Hi,
In between I tested with 2.6.38rc6 - no hangs there, but extreme
slowness (copying with ~2MB/s) and periodic zero activity (up to 3
minutes) with programs trying to write to the btrfs. Since I saw very
high CPU utilization in the raid6 (md) code I suspect a problem there.
However, because that behavior didn''t seem acceptable as well, I
patched
a 2.6.37.3 vanilla kernel with the latest btrfs-unstable. The
performance was back, but it took ~16 hours until the lockup occurred,
the btrfs is inaccessible again. The usage scenario right at that point
was 4 threads writing to the btrfs via NFS with ~2MB/s each.
This time, btrfs-transac itself went into D state, same with all the
nfsd and a "touch" I placed to verify the btrfs lockup. Attached a
dmesg
of sysrq-t.
Does anyone have any ideas how to debug this - timeout detection,
in-memory data structure dumps, etc?
Regards,
Christian
On 02/23/2011 11:40 AM, Christian Schmidt wrote:> Hi,
>
> After a few weeks of testing and preparation I commissioned a new NFS
> server with btrfs for the main storage. I ran into two situations where
> the btrfs locked up and I had to hard reboot the machine (sysrq-b).

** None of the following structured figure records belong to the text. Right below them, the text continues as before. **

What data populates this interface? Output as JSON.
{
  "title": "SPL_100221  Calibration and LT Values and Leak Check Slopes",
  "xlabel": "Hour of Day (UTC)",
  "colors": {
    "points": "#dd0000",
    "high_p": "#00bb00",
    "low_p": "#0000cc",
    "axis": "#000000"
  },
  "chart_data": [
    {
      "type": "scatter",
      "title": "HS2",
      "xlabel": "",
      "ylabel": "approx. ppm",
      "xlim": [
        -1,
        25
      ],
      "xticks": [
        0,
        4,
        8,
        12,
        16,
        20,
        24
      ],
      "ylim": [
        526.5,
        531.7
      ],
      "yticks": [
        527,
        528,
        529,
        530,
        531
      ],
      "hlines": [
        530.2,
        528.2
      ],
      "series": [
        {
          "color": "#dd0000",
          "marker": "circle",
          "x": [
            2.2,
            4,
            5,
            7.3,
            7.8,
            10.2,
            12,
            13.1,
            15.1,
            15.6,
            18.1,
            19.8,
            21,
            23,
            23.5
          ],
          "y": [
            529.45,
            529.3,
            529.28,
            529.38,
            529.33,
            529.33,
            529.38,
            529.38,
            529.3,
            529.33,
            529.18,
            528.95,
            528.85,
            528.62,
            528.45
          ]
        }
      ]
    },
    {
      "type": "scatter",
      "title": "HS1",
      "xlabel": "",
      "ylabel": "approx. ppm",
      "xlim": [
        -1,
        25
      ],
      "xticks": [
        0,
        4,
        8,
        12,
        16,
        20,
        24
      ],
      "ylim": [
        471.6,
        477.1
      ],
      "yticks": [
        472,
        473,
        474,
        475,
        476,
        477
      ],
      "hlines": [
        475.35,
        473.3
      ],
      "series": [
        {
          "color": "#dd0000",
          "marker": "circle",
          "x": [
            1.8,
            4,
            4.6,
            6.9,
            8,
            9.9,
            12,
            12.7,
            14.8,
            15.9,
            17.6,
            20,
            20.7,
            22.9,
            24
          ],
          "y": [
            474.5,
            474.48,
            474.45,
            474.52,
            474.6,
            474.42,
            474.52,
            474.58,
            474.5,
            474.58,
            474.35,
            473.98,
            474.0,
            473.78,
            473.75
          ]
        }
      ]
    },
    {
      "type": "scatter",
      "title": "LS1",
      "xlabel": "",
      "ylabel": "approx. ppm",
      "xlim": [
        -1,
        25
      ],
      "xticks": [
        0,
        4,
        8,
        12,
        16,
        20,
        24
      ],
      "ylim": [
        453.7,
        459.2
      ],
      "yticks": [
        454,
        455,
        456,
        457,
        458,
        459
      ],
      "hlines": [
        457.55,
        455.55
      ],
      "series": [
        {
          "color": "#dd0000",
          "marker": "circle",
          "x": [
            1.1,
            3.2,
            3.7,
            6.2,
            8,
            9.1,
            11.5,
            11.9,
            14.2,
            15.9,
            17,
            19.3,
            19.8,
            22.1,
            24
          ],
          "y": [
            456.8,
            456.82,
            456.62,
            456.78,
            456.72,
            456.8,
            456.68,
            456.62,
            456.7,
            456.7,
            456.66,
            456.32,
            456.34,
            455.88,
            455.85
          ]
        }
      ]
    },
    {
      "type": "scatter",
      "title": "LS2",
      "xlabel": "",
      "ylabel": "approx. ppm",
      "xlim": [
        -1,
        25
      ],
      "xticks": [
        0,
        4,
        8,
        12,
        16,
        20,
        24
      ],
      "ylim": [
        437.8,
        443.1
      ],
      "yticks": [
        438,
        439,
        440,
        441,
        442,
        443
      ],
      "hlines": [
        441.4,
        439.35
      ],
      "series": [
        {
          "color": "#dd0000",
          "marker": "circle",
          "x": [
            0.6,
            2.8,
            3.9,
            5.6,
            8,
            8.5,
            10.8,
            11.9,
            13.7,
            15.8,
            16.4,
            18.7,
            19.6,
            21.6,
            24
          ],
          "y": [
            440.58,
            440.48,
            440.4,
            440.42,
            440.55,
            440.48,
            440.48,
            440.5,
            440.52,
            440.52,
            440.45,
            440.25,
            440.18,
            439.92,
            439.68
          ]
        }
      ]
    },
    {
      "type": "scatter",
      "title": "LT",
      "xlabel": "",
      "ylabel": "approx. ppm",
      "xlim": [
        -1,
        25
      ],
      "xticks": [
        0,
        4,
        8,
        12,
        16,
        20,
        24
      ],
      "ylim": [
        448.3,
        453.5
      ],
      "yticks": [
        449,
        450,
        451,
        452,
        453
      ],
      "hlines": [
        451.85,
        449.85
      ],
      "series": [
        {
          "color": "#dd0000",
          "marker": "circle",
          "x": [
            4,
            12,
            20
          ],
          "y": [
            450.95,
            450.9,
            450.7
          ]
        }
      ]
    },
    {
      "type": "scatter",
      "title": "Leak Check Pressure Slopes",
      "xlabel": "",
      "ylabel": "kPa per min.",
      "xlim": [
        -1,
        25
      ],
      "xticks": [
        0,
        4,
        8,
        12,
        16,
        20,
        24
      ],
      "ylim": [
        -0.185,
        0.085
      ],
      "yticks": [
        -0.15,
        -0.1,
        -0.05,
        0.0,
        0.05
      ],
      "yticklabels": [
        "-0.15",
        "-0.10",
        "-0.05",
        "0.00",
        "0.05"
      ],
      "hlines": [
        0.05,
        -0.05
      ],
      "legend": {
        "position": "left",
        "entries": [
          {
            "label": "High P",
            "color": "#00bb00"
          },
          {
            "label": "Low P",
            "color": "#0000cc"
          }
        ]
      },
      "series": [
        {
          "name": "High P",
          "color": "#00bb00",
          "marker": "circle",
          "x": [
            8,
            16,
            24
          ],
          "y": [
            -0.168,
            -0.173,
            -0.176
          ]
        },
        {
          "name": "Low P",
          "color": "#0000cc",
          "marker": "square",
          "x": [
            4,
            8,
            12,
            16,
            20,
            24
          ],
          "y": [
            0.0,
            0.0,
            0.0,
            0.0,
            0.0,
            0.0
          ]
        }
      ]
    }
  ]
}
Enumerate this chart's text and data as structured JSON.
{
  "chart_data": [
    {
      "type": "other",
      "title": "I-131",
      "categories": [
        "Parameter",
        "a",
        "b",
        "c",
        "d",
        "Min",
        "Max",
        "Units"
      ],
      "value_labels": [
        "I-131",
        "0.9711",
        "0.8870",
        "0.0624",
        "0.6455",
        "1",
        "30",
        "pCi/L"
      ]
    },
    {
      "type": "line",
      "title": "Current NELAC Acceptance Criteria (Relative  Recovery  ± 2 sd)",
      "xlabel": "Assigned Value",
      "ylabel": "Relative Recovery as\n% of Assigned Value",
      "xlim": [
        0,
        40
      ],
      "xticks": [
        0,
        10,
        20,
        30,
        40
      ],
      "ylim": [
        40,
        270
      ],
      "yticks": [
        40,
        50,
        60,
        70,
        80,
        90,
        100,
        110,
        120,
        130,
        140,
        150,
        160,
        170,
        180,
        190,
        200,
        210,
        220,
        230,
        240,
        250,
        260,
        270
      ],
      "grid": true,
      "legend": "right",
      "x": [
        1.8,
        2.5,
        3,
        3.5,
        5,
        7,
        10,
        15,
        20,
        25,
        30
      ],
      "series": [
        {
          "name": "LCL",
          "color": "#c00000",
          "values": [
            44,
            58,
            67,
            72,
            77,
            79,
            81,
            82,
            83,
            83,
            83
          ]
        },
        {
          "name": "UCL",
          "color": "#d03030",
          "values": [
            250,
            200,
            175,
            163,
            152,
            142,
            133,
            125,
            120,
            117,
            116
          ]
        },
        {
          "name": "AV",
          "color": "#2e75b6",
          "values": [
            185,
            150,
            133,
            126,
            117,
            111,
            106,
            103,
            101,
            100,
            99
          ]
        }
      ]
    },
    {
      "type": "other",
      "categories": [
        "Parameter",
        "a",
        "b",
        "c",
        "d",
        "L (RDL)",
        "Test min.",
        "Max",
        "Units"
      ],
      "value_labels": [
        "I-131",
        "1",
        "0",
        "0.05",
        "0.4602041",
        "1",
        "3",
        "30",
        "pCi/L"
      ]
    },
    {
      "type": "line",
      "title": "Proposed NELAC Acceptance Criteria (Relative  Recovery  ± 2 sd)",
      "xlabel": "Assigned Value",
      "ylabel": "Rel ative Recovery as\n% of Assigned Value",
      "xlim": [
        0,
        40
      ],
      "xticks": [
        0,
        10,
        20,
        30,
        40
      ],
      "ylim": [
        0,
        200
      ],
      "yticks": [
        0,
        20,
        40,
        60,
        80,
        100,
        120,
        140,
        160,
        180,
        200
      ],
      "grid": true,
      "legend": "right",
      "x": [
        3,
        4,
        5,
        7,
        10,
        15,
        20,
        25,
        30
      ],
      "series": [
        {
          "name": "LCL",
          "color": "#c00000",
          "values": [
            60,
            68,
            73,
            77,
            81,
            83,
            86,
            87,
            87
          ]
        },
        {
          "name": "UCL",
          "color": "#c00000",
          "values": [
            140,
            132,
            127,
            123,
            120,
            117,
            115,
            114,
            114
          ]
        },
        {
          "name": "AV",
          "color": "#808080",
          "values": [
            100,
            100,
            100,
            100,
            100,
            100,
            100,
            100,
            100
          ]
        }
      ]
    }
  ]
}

> I end up with btrfs-transac in state D, waiting for the pending
> transaction to be completed if I interpret the code right. On top of
> that all eight nfsds are in state D waiting to start several different
> transactions.
> I have attached the sysrq-t output after I killed all processes I could
> before rebooting.
>
> It only seems to happen with somewhat heavier IO load, in this case one
> process md5summing large files (a few TB in total) while another process
> tries to write to the NFS share. I never saw it e.g. while copying
> single files onto the file system or reading multiple files.
>
> I''ll be glad for any hints and recommendations.
>
> Christian
>